Where will future sports nutrition opportunities come from? It might not be in the U.S., says Euromonitor.
Over the past decade, sports nutrition has entered the mainstream as active nutrition has become a dominant lifestyle. Consumers are gravitating toward functional ingredients like protein that have both performance and dietary benefits. With new casual users and infrequent exercisers using sports nutrition products, whey powders now appear in mass channels like supermarkets, and protein bars have become a staple of convenience stores. The result has been, until recently, a booming sports nutrition marketplace, with global growth of 207% from 2010 to 2018, according to Euromonitor International.
Part of what has driven sports nutrition growth is marketers’ ability to expand to serve a broader set of lifestyles while still responding to the narrower needs of core users. Market expansion has also positioned the industry much closer to mass-market food and beverage. Protein launches have popped up all over the grocery aisle, for instance. Mainstream consumers have gravitated toward products marketed around functional, healthier snacking, using these products after a workout rather than buying specialty products marketed only around sports functionalities. Though the protein halo is still well in effect, consumers are now tempted by a raft of new consumable products.
Some Slowdown in U.S.?
We have seen recent dips in the U.S. sports nutrition market. U.S. sales of sports nutrition slowed to 3% in 2019, according to Euromonitor International, with all product types dipping below their average growth in 2010-2018.

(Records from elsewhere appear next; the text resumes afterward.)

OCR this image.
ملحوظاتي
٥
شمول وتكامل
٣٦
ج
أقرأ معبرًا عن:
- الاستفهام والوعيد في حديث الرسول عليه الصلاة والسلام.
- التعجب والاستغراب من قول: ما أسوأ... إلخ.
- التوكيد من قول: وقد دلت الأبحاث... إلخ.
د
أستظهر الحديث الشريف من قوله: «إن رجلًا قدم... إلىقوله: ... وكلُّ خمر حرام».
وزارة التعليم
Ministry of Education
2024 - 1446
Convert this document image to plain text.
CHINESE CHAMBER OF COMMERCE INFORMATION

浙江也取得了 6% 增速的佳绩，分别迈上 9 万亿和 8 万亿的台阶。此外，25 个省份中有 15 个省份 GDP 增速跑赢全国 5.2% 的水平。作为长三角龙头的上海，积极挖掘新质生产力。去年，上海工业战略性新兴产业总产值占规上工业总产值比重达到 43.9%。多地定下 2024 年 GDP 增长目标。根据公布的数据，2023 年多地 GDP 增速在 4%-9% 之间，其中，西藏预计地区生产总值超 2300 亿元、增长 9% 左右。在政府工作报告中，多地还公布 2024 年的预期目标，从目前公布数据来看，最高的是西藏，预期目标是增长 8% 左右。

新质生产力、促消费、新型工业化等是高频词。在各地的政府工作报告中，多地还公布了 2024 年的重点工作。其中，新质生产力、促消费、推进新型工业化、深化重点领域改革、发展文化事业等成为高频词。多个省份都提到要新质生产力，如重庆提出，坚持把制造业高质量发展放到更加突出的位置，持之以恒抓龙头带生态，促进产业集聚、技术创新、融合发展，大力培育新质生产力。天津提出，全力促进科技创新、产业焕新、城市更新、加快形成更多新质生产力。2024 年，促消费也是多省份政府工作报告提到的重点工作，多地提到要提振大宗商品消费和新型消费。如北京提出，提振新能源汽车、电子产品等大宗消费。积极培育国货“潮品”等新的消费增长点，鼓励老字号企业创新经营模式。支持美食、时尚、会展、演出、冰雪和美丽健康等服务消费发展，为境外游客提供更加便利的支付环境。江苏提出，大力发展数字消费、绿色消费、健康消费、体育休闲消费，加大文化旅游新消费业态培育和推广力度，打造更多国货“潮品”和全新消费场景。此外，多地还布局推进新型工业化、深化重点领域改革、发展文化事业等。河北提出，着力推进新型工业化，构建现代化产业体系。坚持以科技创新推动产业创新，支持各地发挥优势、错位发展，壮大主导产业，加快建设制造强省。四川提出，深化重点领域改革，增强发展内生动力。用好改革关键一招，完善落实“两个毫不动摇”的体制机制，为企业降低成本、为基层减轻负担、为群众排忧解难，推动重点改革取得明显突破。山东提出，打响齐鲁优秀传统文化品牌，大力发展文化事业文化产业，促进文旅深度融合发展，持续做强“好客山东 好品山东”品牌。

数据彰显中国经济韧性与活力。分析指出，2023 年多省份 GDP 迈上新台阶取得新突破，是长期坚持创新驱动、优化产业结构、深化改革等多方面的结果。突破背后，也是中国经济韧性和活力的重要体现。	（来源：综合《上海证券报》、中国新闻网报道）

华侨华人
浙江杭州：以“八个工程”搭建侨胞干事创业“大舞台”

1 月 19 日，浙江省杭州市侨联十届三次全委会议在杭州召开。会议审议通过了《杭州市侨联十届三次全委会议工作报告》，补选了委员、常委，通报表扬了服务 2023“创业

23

Sports nutrition products closest to mainstream appeal, like protein/energy bars, saw the starkest slowdown in the U.S. last year, slipping to just 1.5% year-on-year growth. Here, we believe oversaturation and lack of differentiation stifled interest. This caused global growth to slip as well; global sports nutrition sales fell to 5%, the lowest aggregate growth since 2009.
Despite this slowdown, the industry has several budding innovations that could stimulate growth over the next few years. Together, these innovations will likely add value and tell a distinct story from food-based nutritionals.
Protein sourcing presents a significant opportunity and has already led to the emergence of plant-based protein powders as a driver of new business. This should improve as enhanced methods for ingredient testing and verification come to market and as transparency becomes table stakes. Such techniques hold the promise of increasing trust and returning more premium price points to the industry, as consumers pay for the assurance that they are using the cleanest and highest-quality protein ingredients.
Pre-workouts are also expanding through ready-to-drink offerings, taking an interest in energy drinks and reorienting promotional messaging toward performance and sport. Emergent brands like Bang and Monster’s Reign Total Body Fuel, for example, contain amino acids and are marketed to workout enthusiasts, potentially extending usage for on-the-go athletes.
Additionally, sports brands are experimenting with added blends of supplements to extend positioning from solely performance to other adjacent needs. For instance, newer blends might include collagen for bone and joint health, adaptogens or CBD for mood and energy, nootropics for focus, or probiotics for recovery or anti-inflammation. These formulations underscore that performance involves much more than muscle building and that consumers are eager for products that combine a number of benefits in one package.
Outside the Core
While a move toward higher-value offerings will likely spark renewed interest in the U.S., the industry would also be wise to further push outside this core market. According to Euromonitor International, the U.S. is expected to drop from 62% of the global market for sports nutrition in 2018 to 57% by 2024, as an emergent and active global middle class focuses more on fitness.
Sports nutrition is still quite limited in many countries where gym culture and working out are not as longstanding as they are in the U.S. As a result, there are considerable opportunities to extend marketing and collaborations in regions like Latin America or Eastern Europe, which have high growth and an evolving culture around sports nutrition.
Matthew Oster is the Head of Consumer Health at Euromonitor International, overseeing the industry’s research and analysis and leading a team of experts in 100 markets worldwide. As Head of Consumer Health, Matthew provides insight into the consumer trends, key markets, competitive landscape and growth opportunities in the global consumer health space to help organizations make strategic business decisions. Prior to this role, Matthew was the Head of Institutional Channels, where he analyzed the changing global healthcare landscape and its effects on the B2B marketplace for goods and services. Matthew has worked in market research since 2011 and holds a master’s degree from the Johns Hopkins School of Advanced International Studies.